Balance of Masculinity: When you balance your inner masculine, you are easily able to draw boundaries, you fearlessly allow your intuition to guide you rather than applying logic all the time, because it takes courage to follow your feminine intuition in this world and the inner masculine gives you that courage. You step into your high self worth because the feminine is either happy wherever she is or she adjusts herself according to where ever she is, the inner masculine tells her that there is something more out there, that you deserve better. The masculine is the go getter and femininity brings relaxing energy to the table.
The masculine keeps going towards it’s goal and femininity nurtures and offer him that restful, peaceful environment that feels like a giant waterfall in the dessert. Your masculinity is not your enemy if you know how to balance it and not let it over power you. The moment it over powers your femininity as a woman, it again harms you negatively and the same cycle keep repeating. Too low on masculinity, you will be manipulated, too high in musicality you will be the manipulator. My grandmother always used to say in Hindi, “Ati sarvatra varjayet.” That means, “Excess of everything is bad.” So this scenario apply to both the genders.

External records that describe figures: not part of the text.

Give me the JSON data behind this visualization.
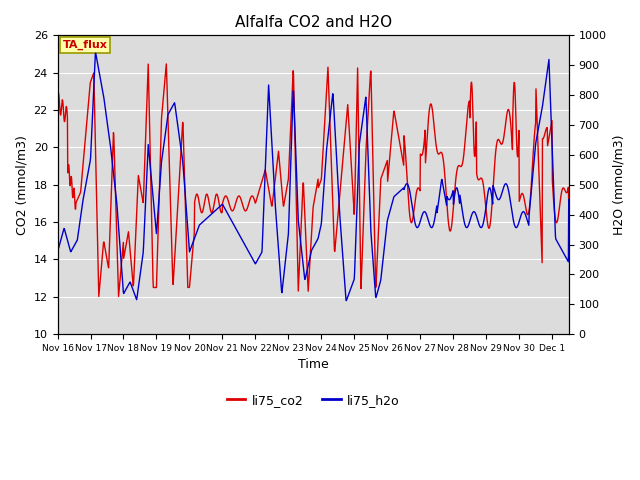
{
  "title": "Alfalfa CO2 and H2O",
  "xlabel": "Time",
  "ylabel_left": "CO2 (mmol/m3)",
  "ylabel_right": "H2O (mmol/m3)",
  "ylim_left": [
    10,
    26
  ],
  "ylim_right": [
    0,
    1000
  ],
  "yticks_left": [
    10,
    12,
    14,
    16,
    18,
    20,
    22,
    24,
    26
  ],
  "yticks_right": [
    0,
    100,
    200,
    300,
    400,
    500,
    600,
    700,
    800,
    900,
    1000
  ],
  "bg_color": "#dcdcdc",
  "legend_label_co2": "li75_co2",
  "legend_label_h2o": "li75_h2o",
  "color_co2": "#dd0000",
  "color_h2o": "#0000cc",
  "tag_text": "TA_flux",
  "tag_bg": "#ffffaa",
  "tag_border": "#999900",
  "linewidth": 1.0,
  "xtick_labels": [
    "Nov 16",
    "Nov 17",
    "Nov 18",
    "Nov 19",
    "Nov 20",
    "Nov 21",
    "Nov 22",
    "Nov 23",
    "Nov 24",
    "Nov 25",
    "Nov 26",
    "Nov 27",
    "Nov 28",
    "Nov 29",
    "Nov 30",
    "Dec 1"
  ]
}
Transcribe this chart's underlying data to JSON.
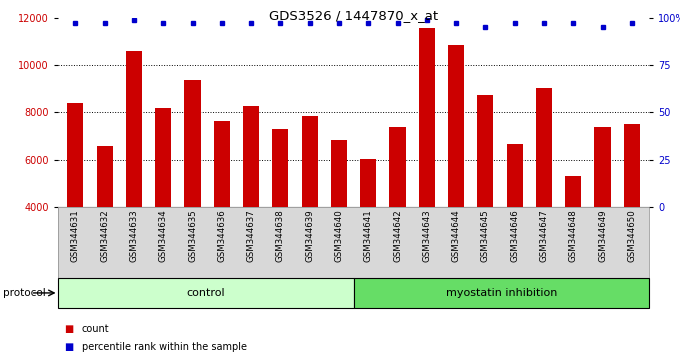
{
  "title": "GDS3526 / 1447870_x_at",
  "categories": [
    "GSM344631",
    "GSM344632",
    "GSM344633",
    "GSM344634",
    "GSM344635",
    "GSM344636",
    "GSM344637",
    "GSM344638",
    "GSM344639",
    "GSM344640",
    "GSM344641",
    "GSM344642",
    "GSM344643",
    "GSM344644",
    "GSM344645",
    "GSM344646",
    "GSM344647",
    "GSM344648",
    "GSM344649",
    "GSM344650"
  ],
  "bar_values": [
    8400,
    6600,
    10600,
    8200,
    9350,
    7650,
    8250,
    7300,
    7850,
    6850,
    6050,
    7400,
    11550,
    10850,
    8750,
    6650,
    9050,
    5300,
    7400,
    7500
  ],
  "percentile_values": [
    97,
    97,
    99,
    97,
    97,
    97,
    97,
    97,
    97,
    97,
    97,
    97,
    99,
    97,
    95,
    97,
    97,
    97,
    95,
    97
  ],
  "bar_color": "#cc0000",
  "percentile_color": "#0000cc",
  "ylim_left": [
    4000,
    12000
  ],
  "ylim_right": [
    0,
    100
  ],
  "yticks_left": [
    4000,
    6000,
    8000,
    10000,
    12000
  ],
  "yticks_right": [
    0,
    25,
    50,
    75,
    100
  ],
  "ytick_labels_right": [
    "0",
    "25",
    "50",
    "75",
    "100%"
  ],
  "grid_values": [
    6000,
    8000,
    10000
  ],
  "control_count": 10,
  "group_labels": [
    "control",
    "myostatin inhibition"
  ],
  "group_colors": [
    "#ccffcc",
    "#66dd66"
  ],
  "protocol_label": "protocol",
  "legend_count_label": "count",
  "legend_percentile_label": "percentile rank within the sample",
  "xlabel_bg_color": "#d8d8d8",
  "fig_bg_color": "#ffffff"
}
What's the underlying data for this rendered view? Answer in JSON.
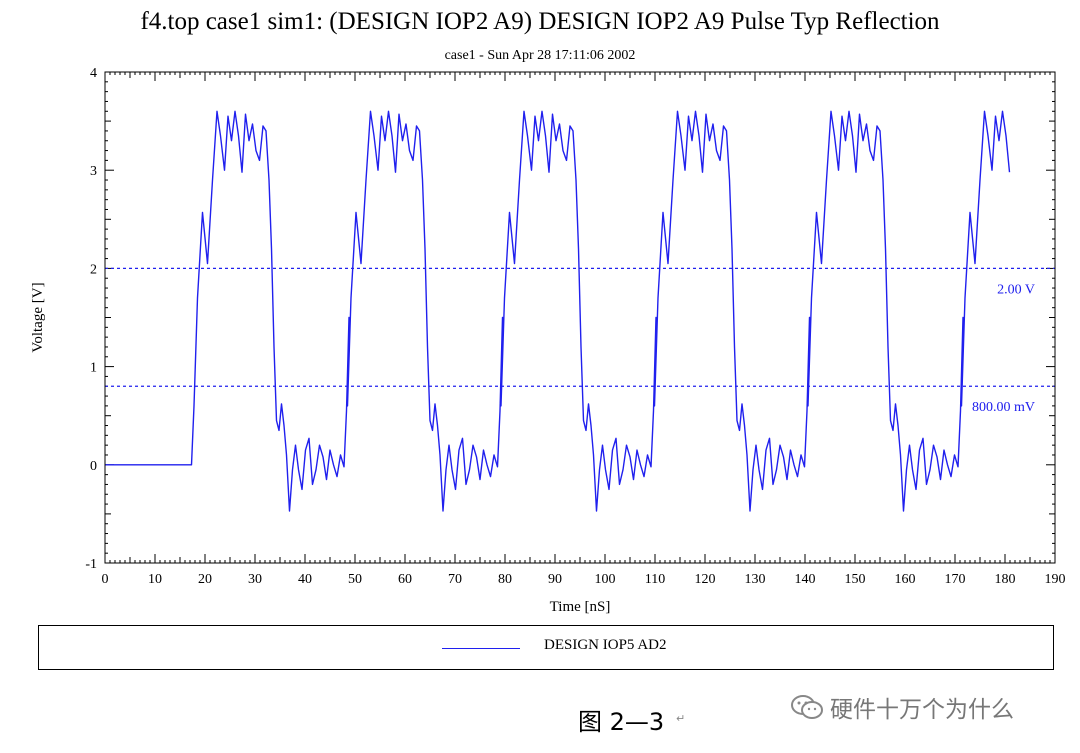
{
  "chart_data": {
    "type": "line",
    "title": "f4.top case1 sim1: (DESIGN IOP2 A9) DESIGN IOP2 A9 Pulse Typ Reflection",
    "subtitle": "case1 - Sun Apr 28 17:11:06 2002",
    "xlabel": "Time [nS]",
    "ylabel": "Voltage [V]",
    "xlim": [
      0,
      190
    ],
    "ylim": [
      -1,
      4
    ],
    "x_ticks": [
      "0",
      "10",
      "20",
      "30",
      "40",
      "50",
      "60",
      "70",
      "80",
      "90",
      "100",
      "110",
      "120",
      "130",
      "140",
      "150",
      "160",
      "170",
      "180",
      "190"
    ],
    "y_ticks": [
      "-1",
      "0",
      "1",
      "2",
      "3",
      "4"
    ],
    "grid": false,
    "reference_lines": [
      {
        "value": 2.0,
        "label": "2.00 V"
      },
      {
        "value": 0.8,
        "label": "800.00 mV"
      }
    ],
    "series": [
      {
        "name": "DESIGN IOP5 AD2",
        "color": "#2020ee",
        "x": [
          0,
          17.3,
          17.8,
          18.5,
          19.5,
          20.5,
          21.5,
          22.4,
          23.1,
          23.9,
          24.6,
          25.3,
          26.0,
          26.7,
          27.4,
          28.1,
          28.8,
          29.5,
          30.2,
          30.9,
          31.6,
          32.2,
          32.8,
          33.3,
          33.8,
          34.3,
          34.8,
          35.3,
          35.8,
          36.3,
          36.9,
          37.5,
          38.1,
          38.7,
          39.4,
          40.1,
          40.8,
          41.5,
          42.2,
          42.9,
          43.6,
          44.3,
          45.0,
          45.7,
          46.4,
          47.1,
          47.8,
          48.3,
          48.8
        ],
        "y": [
          0,
          0,
          0.6,
          1.7,
          2.57,
          2.05,
          2.9,
          3.6,
          3.35,
          3.0,
          3.55,
          3.3,
          3.6,
          3.35,
          2.98,
          3.57,
          3.3,
          3.47,
          3.2,
          3.1,
          3.45,
          3.4,
          2.9,
          2.2,
          1.2,
          0.45,
          0.35,
          0.62,
          0.4,
          0.1,
          -0.47,
          -0.05,
          0.2,
          -0.05,
          -0.25,
          0.15,
          0.27,
          -0.2,
          -0.05,
          0.2,
          0.08,
          -0.15,
          0.15,
          0.0,
          -0.12,
          0.1,
          -0.02,
          0.55,
          1.5
        ],
        "period_ns": 30.7,
        "cycles": 5.5,
        "x_end": 181.5
      }
    ]
  },
  "legend": {
    "label": "DESIGN IOP5 AD2"
  },
  "caption": {
    "text": "图 2—3",
    "mark": "↵"
  },
  "watermark": {
    "text": "硬件十万个为什么"
  }
}
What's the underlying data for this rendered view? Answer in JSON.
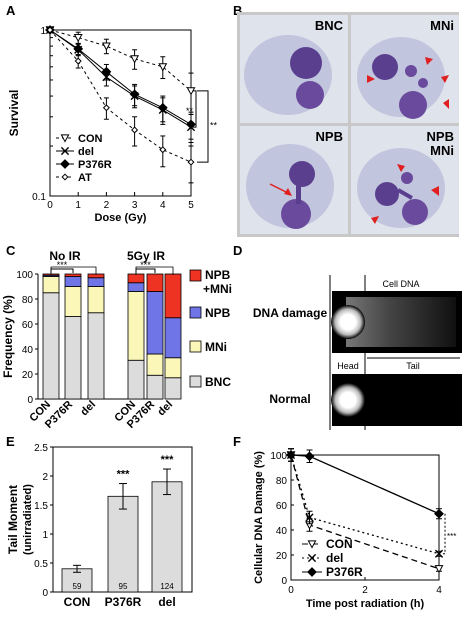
{
  "panels": {
    "a": "A",
    "b": "B",
    "c": "C",
    "d": "D",
    "e": "E",
    "f": "F"
  },
  "chart_data": [
    {
      "panel": "A",
      "type": "line",
      "ylabel": "Survival",
      "xlabel": "Dose (Gy)",
      "yscale": "log",
      "ylim": [
        0.1,
        1
      ],
      "xlim": [
        0,
        5
      ],
      "x": [
        0,
        1,
        2,
        3,
        4,
        5
      ],
      "x_ticks": [
        "0",
        "1",
        "2",
        "3",
        "4",
        "5"
      ],
      "y_ticks": [
        "1",
        "0.1"
      ],
      "significance": [
        "**",
        "**"
      ],
      "series": [
        {
          "name": "CON",
          "marker": "triangle-down",
          "dash": "3,3",
          "values": [
            1,
            0.9,
            0.8,
            0.67,
            0.6,
            0.43
          ],
          "err": [
            0,
            0.07,
            0.08,
            0.09,
            0.09,
            0.12
          ]
        },
        {
          "name": "del",
          "marker": "x",
          "dash": "",
          "values": [
            1,
            0.76,
            0.52,
            0.4,
            0.33,
            0.26
          ],
          "err": [
            0,
            0.06,
            0.06,
            0.06,
            0.06,
            0.05
          ]
        },
        {
          "name": "P376R",
          "marker": "diamond",
          "dash": "",
          "values": [
            1,
            0.77,
            0.56,
            0.41,
            0.34,
            0.27
          ],
          "err": [
            0,
            0.06,
            0.06,
            0.06,
            0.06,
            0.05
          ]
        },
        {
          "name": "AT",
          "marker": "diamond-open",
          "dash": "3,3",
          "values": [
            1,
            0.65,
            0.34,
            0.25,
            0.19,
            0.16
          ],
          "err": [
            0,
            0.06,
            0.05,
            0.05,
            0.04,
            0.04
          ]
        }
      ]
    },
    {
      "panel": "C",
      "type": "bar",
      "stacked": true,
      "ylabel": "Frequency (%)",
      "ylim": [
        0,
        100
      ],
      "y_ticks": [
        "0",
        "20",
        "40",
        "60",
        "80",
        "100"
      ],
      "groups": [
        {
          "title": "No IR",
          "categories": [
            "CON",
            "P376R",
            "del"
          ]
        },
        {
          "title": "5Gy IR",
          "categories": [
            "CON",
            "P376R",
            "del"
          ]
        }
      ],
      "significance": [
        "***",
        "***"
      ],
      "series": [
        {
          "name": "BNC",
          "color": "#dcdcdc",
          "values": [
            85,
            66,
            69,
            31,
            19,
            17
          ]
        },
        {
          "name": "MNi",
          "color": "#fbf7b8",
          "values": [
            13,
            24,
            21,
            55,
            17,
            16
          ]
        },
        {
          "name": "NPB",
          "color": "#6f75e6",
          "values": [
            1,
            8,
            7,
            7,
            50,
            32
          ]
        },
        {
          "name": "NPB +MNi",
          "color": "#ee3322",
          "values": [
            1,
            2,
            3,
            7,
            14,
            35
          ]
        }
      ]
    },
    {
      "panel": "E",
      "type": "bar",
      "ylabel": "Tail Moment (unirradiated)",
      "ylim": [
        0,
        2.5
      ],
      "y_ticks": [
        "0",
        "0.5",
        "1",
        "1.5",
        "2",
        "2.5"
      ],
      "categories": [
        "CON",
        "P376R",
        "del"
      ],
      "values": [
        0.4,
        1.65,
        1.9
      ],
      "err": [
        0.06,
        0.22,
        0.22
      ],
      "n_labels": [
        "59",
        "95",
        "124"
      ],
      "significance": [
        "",
        "***",
        "***"
      ]
    },
    {
      "panel": "F",
      "type": "line",
      "ylabel": "Cellular DNA Damage (%)",
      "xlabel": "Time post radiation (h)",
      "ylim": [
        0,
        100
      ],
      "xlim": [
        0,
        4
      ],
      "x": [
        0,
        0.5,
        4
      ],
      "x_ticks": [
        "0",
        "2",
        "4"
      ],
      "y_ticks": [
        "0",
        "20",
        "40",
        "60",
        "80",
        "100"
      ],
      "significance": "***",
      "series": [
        {
          "name": "CON",
          "marker": "triangle-down",
          "dash": "6,4",
          "values": [
            100,
            44,
            9
          ],
          "err": [
            5,
            5,
            2
          ]
        },
        {
          "name": "del",
          "marker": "x",
          "dash": "2,3",
          "values": [
            100,
            50,
            21
          ],
          "err": [
            5,
            5,
            2
          ]
        },
        {
          "name": "P376R",
          "marker": "diamond",
          "dash": "",
          "values": [
            100,
            99,
            53
          ],
          "err": [
            5,
            5,
            4
          ]
        }
      ]
    }
  ],
  "micrographs": {
    "cells": [
      {
        "label": "BNC",
        "label2": ""
      },
      {
        "label": "MNi",
        "label2": ""
      },
      {
        "label": "NPB",
        "label2": ""
      },
      {
        "label": "NPB",
        "label2": "MNi"
      }
    ]
  },
  "comet": {
    "labels": {
      "cell_dna": "Cell DNA",
      "head": "Head",
      "tail": "Tail"
    },
    "rows": [
      {
        "label": "DNA damage"
      },
      {
        "label": "Normal"
      }
    ]
  }
}
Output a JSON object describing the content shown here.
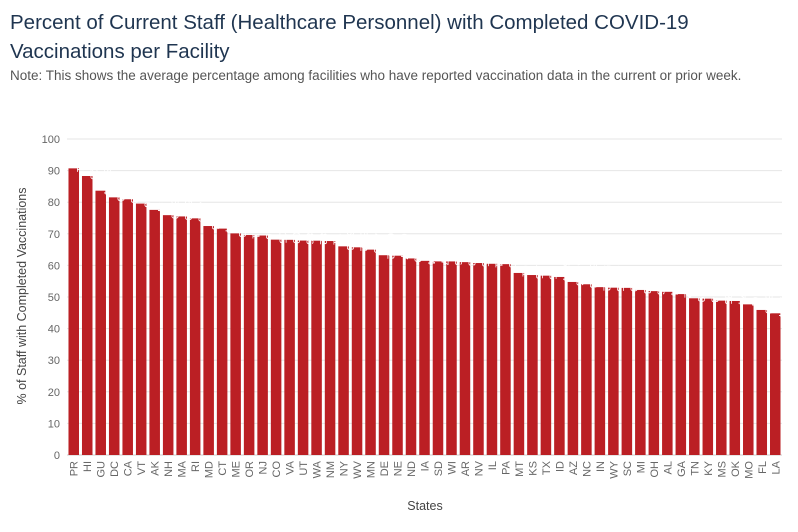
{
  "title": "Percent of Current Staff (Healthcare Personnel) with Completed COVID-19 Vaccinations per Facility",
  "note": "Note: This shows the average percentage among facilities who have reported vaccination data in the current or prior week.",
  "chart_data": {
    "type": "bar",
    "xlabel": "States",
    "ylabel": "% of Staff with Completed Vaccinations",
    "ylim": [
      0,
      100
    ],
    "yticks": [
      0,
      10,
      20,
      30,
      40,
      50,
      60,
      70,
      80,
      90,
      100
    ],
    "grid": "horizontal",
    "bar_color": "#bb1f24",
    "categories": [
      "PR",
      "HI",
      "GU",
      "DC",
      "CA",
      "VT",
      "AK",
      "NH",
      "MA",
      "RI",
      "MD",
      "CT",
      "ME",
      "OR",
      "NJ",
      "CO",
      "VA",
      "UT",
      "WA",
      "NM",
      "NY",
      "WV",
      "MN",
      "DE",
      "NE",
      "ND",
      "IA",
      "SD",
      "WI",
      "AR",
      "NV",
      "IL",
      "PA",
      "MT",
      "KS",
      "TX",
      "ID",
      "AZ",
      "NC",
      "IN",
      "WY",
      "SC",
      "MI",
      "OH",
      "AL",
      "GA",
      "TN",
      "KY",
      "MS",
      "OK",
      "MO",
      "FL",
      "LA"
    ],
    "values": [
      90.71,
      88.29,
      83.64,
      81.53,
      80.93,
      79.56,
      77.57,
      75.9,
      75.5,
      74.89,
      72.46,
      71.64,
      70.13,
      69.61,
      69.46,
      68.15,
      68.09,
      67.86,
      67.82,
      67.71,
      66.03,
      65.72,
      64.99,
      63.22,
      63.07,
      62.2,
      61.44,
      61.27,
      61.26,
      61.03,
      60.75,
      60.51,
      60.4,
      57.61,
      56.95,
      56.75,
      56.34,
      54.76,
      54.03,
      53.12,
      52.95,
      52.89,
      52.23,
      51.86,
      51.64,
      50.92,
      49.59,
      49.48,
      48.85,
      48.74,
      47.67,
      45.9,
      44.84
    ],
    "data_labels": [
      "90.71",
      "88.29",
      "83.64",
      "81.53",
      "80.93",
      "79.56",
      "77.57",
      "75.90",
      "75.50",
      "74.89",
      "72.46",
      "71.64",
      "70.13",
      "69.61",
      "69.46",
      "68.15",
      "68.09",
      "67.86",
      "67.82",
      "67.71",
      "66.03",
      "65.72",
      "64.99",
      "63.22",
      "63.07",
      "62.20",
      "61.44",
      "61.27",
      "61.26",
      "61.03",
      "60.75",
      "60.51",
      "60.40",
      "57.61",
      "56.95",
      "56.75",
      "56.34",
      "54.76",
      "54.03",
      "53.12",
      "52.95",
      "52.89",
      "52.23",
      "51.86",
      "51.64",
      "50.92",
      "49.59",
      "49.48",
      "48.85",
      "48.74",
      "47.67",
      "45.90",
      "44.84"
    ]
  }
}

How do we balance?: Without taking support of your inner masculine, your beautiful feminine qualities will be misused and abused by the outside masculine. I said, outside MASCULINE. I didn’t say MEN. I hope you know the difference by now, through my previous blogs or my YouTube Videos. So how do we balance these to energies within us? BY GOING BACK TO WHERE IT STARTED.
Remember the first line of this article? Yes! go back to your childhood and listen to your inner child and be friends with that child. Earn the trust of that inner child that nobody earned unfortunately. Earn her trust that you can take care of her. Give her all sort of safety that she needed back then. Give her emotional safety (make her feel seen, heard and understood), give her physical safety (don’t have to compete with men, do your best.), give her financial safety (give her the financial freedom and stop waiting for someone else).
Your inner child will never let you properly surrender or submit to anyone else until and unless you stand-up for her first. Because what if your inner child gives herself to someone else and If the other person turns out to be toxic (which most probably will in unhealed scenarios) and you are no where to be found to save her. Your inner child is stuck in that toxic environment forever, because you cannot stand-up for her.
How to be friends with your inner child? I could say write in a journal or meditate (although it will help) but healing is some deep work and you need to take therapies. You need to dig deep into your childhood and be ready for everything ugly. You need to wash that dirt on your face to see your own pretty face. Because that dirt doesn’t define you anymore, you are an adult, you can wash your own face. Think of all the childhood trauma like that dirt. It only defines you, if you let it.
Be patient with your therapies because it takes a quite a lot of time to undo all that was done to you. I started taking it from February 2022 and I still take it. Less frequently though. The frequency reduces with time. I used to take 4 to 5 sessions in a month and I thought I needed more. And now I take probably once a month, sometimes once in three months. Over time you get to know who you are and become content with it, I promise you that. Just do it honestly. Don’t defend the ugly side of you or your family, accept it all to love it all.
Hence, until and unless you learn the beautiful dance between feminine and masculine within you, it is impossible to feel complete as a human being and reach your full potential.